Carole Woodward, an author and former lightkeeper with husband Jeff George, is writing federal MPs and provincial MLAs in a effort to stop the destaffing. Opposition to the plan is growing, she said, adding the decision came out of the blue.

“It struck me as one of those reactionary and not-very-well-thought-through decisions, and which I’ve seen before in 2009 when nine stations were announced as being closed within months.”

Woodward and her husband were based at Lennard Island, also off the Island’s west coast, but she has done relief work at Pachena and flown in and out of Carmanah Point many times.

She said she does not expect the public to take the destaffing decision “meekly.”

“These stations are too important in their position on the west coast to just fold up your tent and move on.”

Jim Abram a former lightkeeper who has battled previous attempts to pull lightkeepers from stations, blasted the federal agency’s plan, saying it needs to be “nipped in the bud.”

Abram said when he heard the coast guard plan, he thought: “Here we go again.”

“This is the toe in the door.

“They are using it as an excuse to start removing keepers one station at a time.”

The rationale that buildings are unsafe is based on old reports, he said.

The helicopter pad at Carmanah is not in good condition but pilots haven’t used it for years, preferring to land on the site’s lawn because it’s on solid ground and is a larger area, he said.

Safety of the residences is not an issue at Pachena because the house where two keepers live is at the back of the property in a forest, he said. “It is hundreds of feet from the edge of the cliff and it’s totally sound. It has no red flags on it.”

Towers at each of the stations are designated heritage sites and are protected under the Lighthouse Protection Act championed by the late senator Pat Carney.

Staffed light stations are especially critical now because the number of fishing charters has vastly increased off the Island’s west coast, Abram said.

The Union of Canadian Transportation Employees, which represents lightkeepers, has sent Fisheries Minister Diane Lebouthillier a letter asking her to meet with them at the light stations so they can “point out the specific flaws and misinformation in the reports on which this decision has been made.”
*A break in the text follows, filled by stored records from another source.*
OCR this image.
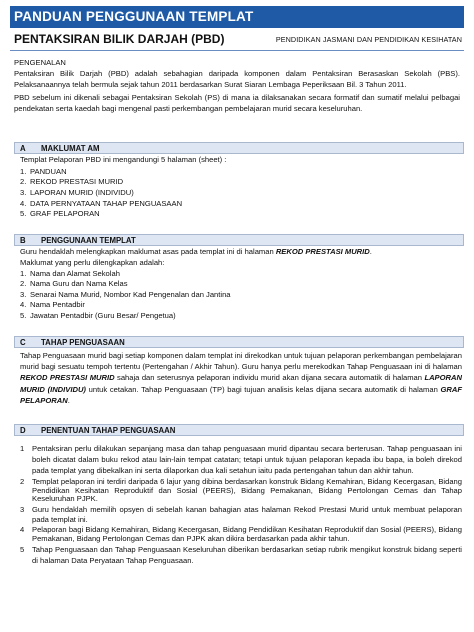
PANDUAN PENGGUNAAN TEMPLAT
PENTAKSIRAN BILIK DARJAH (PBD)	PENDIDIKAN JASMANI DAN PENDIDIKAN KESIHATAN
PENGENALAN
Pentaksiran Bilik Darjah (PBD) adalah sebahagian daripada komponen dalam Pentaksiran Berasaskan Sekolah (PBS). Pelaksanaannya telah bermula sejak tahun 2011 berdasarkan Surat Siaran Lembaga Peperiksaan Bil. 3 Tahun 2011.
PBD sebelum ini dikenali sebagai Pentaksiran Sekolah (PS) di mana ia dilaksanakan secara formatif dan sumatif melalui pelbagai pendekatan serta kaedah bagi mengenal pasti perkembangan pembelajaran murid secara keseluruhan.
A MAKLUMAT AM
Templat Pelaporan PBD ini mengandungi 5 halaman (sheet) :
1. PANDUAN
2. REKOD PRESTASI MURID
3. LAPORAN MURID (INDIVIDU)
4. DATA PERNYATAAN TAHAP PENGUASAAN
5. GRAF PELAPORAN
B PENGGUNAAN TEMPLAT
Guru hendaklah melengkapkan maklumat asas pada templat ini di halaman REKOD PRESTASI MURID.
Maklumat yang perlu dilengkapkan adalah:
1. Nama dan Alamat Sekolah
2. Nama Guru dan Nama Kelas
3. Senarai Nama Murid, Nombor Kad Pengenalan dan Jantina
4. Nama Pentadbir
5. Jawatan Pentadbir (Guru Besar/ Pengetua)
C TAHAP PENGUASAAN
Tahap Penguasaan murid bagi setiap komponen dalam templat ini direkodkan untuk tujuan pelaporan perkembangan pembelajaran murid bagi sesuatu tempoh tertentu (Pertengahan / Akhir Tahun). Guru hanya perlu merekodkan Tahap Penguasaan ini di halaman REKOD PRESTASI MURID sahaja dan seterusnya pelaporan individu murid akan dijana secara automatik di halaman LAPORAN MURID (INDIVIDU) untuk cetakan. Tahap Penguasaan (TP) bagi tujuan analisis kelas dijana secara automatik di halaman GRAF PELAPORAN.
D PENENTUAN TAHAP PENGUASAAN
1 Pentaksiran perlu dilakukan sepanjang masa dan tahap penguasaan murid dipantau secara berterusan. Tahap penguasaan ini boleh dicatat dalam buku rekod atau lain-lain tempat catatan; tetapi untuk tujuan pelaporan kepada ibu bapa, ia boleh direkod pada templat yang dibekalkan ini serta dilaporkan dua kali setahun iaitu pada pertengahan tahun dan akhir tahun.
2 Templat pelaporan ini terdiri daripada 6 lajur yang dibina berdasarkan konstruk Bidang Kemahiran, Bidang Kecergasan, Bidang Pendidikan Kesihatan Reproduktif dan Sosial (PEERS), Bidang Pemakanan, Bidang Pertolongan Cemas dan Tahap Keseluruhan PJPK.
3 Guru hendaklah memilih opsyen di sebelah kanan bahagian atas halaman Rekod Prestasi Murid untuk membuat pelaporan pada templat ini.
4 Pelaporan bagi Bidang Kemahiran, Bidang Kecergasan, Bidang Pendidikan Kesihatan Reproduktif dan Sosial (PEERS), Bidang Pemakanan, Bidang Pertolongan Cemas dan PJPK akan dikira berdasarkan pada akhir tahun.
5 Tahap Penguasaan dan Tahap Penguasaan Keseluruhan diberikan berdasarkan setiap rubrik mengikut konstruk bidang seperti di halaman Data Peryataan Tahap Penguasaan.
Teresa Eschuk, union national president, urged the minister to put the decision on hold while stakeholders are consulted.

The decision is “rash and ill-thought out and based on data that is flawed and out-of-date,” she said.

If carried out, destaffing “will have a drastic and dramatic impact on the safety and well-being of many,” Eschuk said.

A Carmanah Point lightkeeper recently assisted with the medical evacuation of an injured hiker on the West Coast Trail on B.C. Day — an example of why light stations should not be destaffed, said a union spokesman.

Asked about the incident, a Parks Canada official said in an email that visitor safety staff provide search and rescue response to incidents on the West Coast Trail in collaboration with a network of groups, including lightkeepers, First Nations trail guardians and ferry operators.

Gord Johns, MP for Courtenay-Alberni, questioned the coast guard’s destaffing decision, asking why it’s coming six years after the original geotechnical report.

“There’s more [vessels] coming through the Strait of Juan de Fuca than ever before and it is increasing all the time.”

He and MP Alistair McGregor, who represents Cowichan-Malahat-Langford, have written to the Fisheries minister asking her to put the plan on hold and consult with communities affected.